Peranan Sastra dalam Mendidik Adab dan Akhlak Manusia
Peranan Sastra dalam Mendidik Adab dan Akhlak Manusia
Oleh: Rumini Zulfikar (Gus Zul)*
Perahu
“Wujud Allah nama perahunya Ilmu Allah akan dayungnya Yakin akan Allah kemudinya
Tharat dan istinja nama lantainya Kufur dan ma’siat air ruangnya Tawakal akan Allah juru batunya Tauhid itu akan sauhnya
Salat nabi tali bubutanya Istighfar Allah akan layarnya Allah Akbar nama anginnya Subhan Allah akan lajunya
Wallahu ‘alam nama rantaunya Iradat Allah nama bandarnya Kuadrat Allah nama labuhnya Surga jannatan na’im nama negerinya.”
~Hamzah Fansuri~
Dari penggalan bait di atas, karya sastra Hamzah Fansuri yang berjudul “Perahu” mengajarkan pelajaran yang dalam dan bermakna tentang pentingnya memperkuat nilai tauhid melalui ilmu. Dengan ilmu, perilaku yang baik dan sesuai norma akan terwujud, sehingga manusia dapat menjalani kehidupan dengan hati yang bersih dan mendapatkan ridha serta ikhlas dari Allah.
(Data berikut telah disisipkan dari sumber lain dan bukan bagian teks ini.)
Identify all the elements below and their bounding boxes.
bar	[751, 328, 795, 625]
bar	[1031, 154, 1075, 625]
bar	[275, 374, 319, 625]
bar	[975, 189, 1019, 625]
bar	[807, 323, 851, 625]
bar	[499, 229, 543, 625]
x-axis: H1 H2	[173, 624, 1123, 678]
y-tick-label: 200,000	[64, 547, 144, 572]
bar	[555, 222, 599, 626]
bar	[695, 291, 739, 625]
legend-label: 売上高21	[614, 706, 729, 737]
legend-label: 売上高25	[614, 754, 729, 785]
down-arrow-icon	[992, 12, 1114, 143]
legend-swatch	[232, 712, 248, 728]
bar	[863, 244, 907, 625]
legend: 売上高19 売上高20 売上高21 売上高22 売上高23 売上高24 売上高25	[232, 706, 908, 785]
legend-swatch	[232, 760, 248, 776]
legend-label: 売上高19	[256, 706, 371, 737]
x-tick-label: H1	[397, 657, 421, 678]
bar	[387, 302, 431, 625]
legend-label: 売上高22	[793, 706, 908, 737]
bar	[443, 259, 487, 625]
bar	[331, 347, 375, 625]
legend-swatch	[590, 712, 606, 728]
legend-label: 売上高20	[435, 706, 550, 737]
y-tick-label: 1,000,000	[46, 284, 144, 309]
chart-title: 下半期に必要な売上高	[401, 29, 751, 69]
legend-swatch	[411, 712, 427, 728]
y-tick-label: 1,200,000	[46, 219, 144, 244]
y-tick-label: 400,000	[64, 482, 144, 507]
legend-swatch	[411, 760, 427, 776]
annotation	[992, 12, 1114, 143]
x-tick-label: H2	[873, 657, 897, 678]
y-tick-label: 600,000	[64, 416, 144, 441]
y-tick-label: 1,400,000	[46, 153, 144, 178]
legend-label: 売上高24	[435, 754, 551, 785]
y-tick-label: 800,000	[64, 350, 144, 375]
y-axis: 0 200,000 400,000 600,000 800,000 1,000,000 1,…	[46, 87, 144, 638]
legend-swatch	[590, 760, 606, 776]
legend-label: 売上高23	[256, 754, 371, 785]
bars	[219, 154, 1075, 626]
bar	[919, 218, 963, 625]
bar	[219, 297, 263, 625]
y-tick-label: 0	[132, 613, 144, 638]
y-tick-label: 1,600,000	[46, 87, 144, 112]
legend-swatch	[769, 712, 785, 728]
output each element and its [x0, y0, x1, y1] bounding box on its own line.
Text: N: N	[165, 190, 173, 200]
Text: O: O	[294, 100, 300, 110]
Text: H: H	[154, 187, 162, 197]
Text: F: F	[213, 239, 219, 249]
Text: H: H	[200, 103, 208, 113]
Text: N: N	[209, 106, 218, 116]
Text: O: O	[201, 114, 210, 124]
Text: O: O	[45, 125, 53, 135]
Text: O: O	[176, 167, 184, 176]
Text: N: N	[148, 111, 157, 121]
Sastra merupakan salah satu cara untuk menyampaikan pesan, perintah, atau instruksi. Allah yang Maha Indah menyukai keindahan akhlak manusia. Ada banyak bentuk seni, seperti seni lukis, tari, tarik suara, sastra, puisi, sajak, cerpen, prosa, musik, dan lainnya.
Syair, misalnya, merupakan sarana bagi penyair untuk menyampaikan pesan atau ajakan kepada pembacanya. Banyak tokoh penyair terkenal, baik dari Timur Tengah maupun Indonesia. Contohnya, Jalaluddin Rumi, Sunan Kalijaga dengan “Lir-Ilir”, Hamzah Fansuri, R.Ng. Ranggawarsita (dengan “Serat Centhini” dan “Kalatida”), Buya Hamka, WS Rendra, Gus Mus, Cak Nun, Taufik Ismail, dan lainnya.
Baca juga, Pesan Moral lewat Sastra dari Sang Raja untuk Putrinya
Hamzah Fansuri, sebagai penyair periode awal, lahir di akhir abad ke-16 di Barus atau Pan Pochoir, Sumatera Utara, pada tahun 1726. Menurut berbagai literatur, seni sastra berasal dari bahasa Sanskerta “shaastra” yang berarti teks yang mengandung instruksi atau pedoman. Said Hawa menyatakan bahwa sastra adalah seni yang berlandaskan akhlak, sedangkan Al Mozayyen menyebutkan sastra Islam muncul sebagai media dakwah.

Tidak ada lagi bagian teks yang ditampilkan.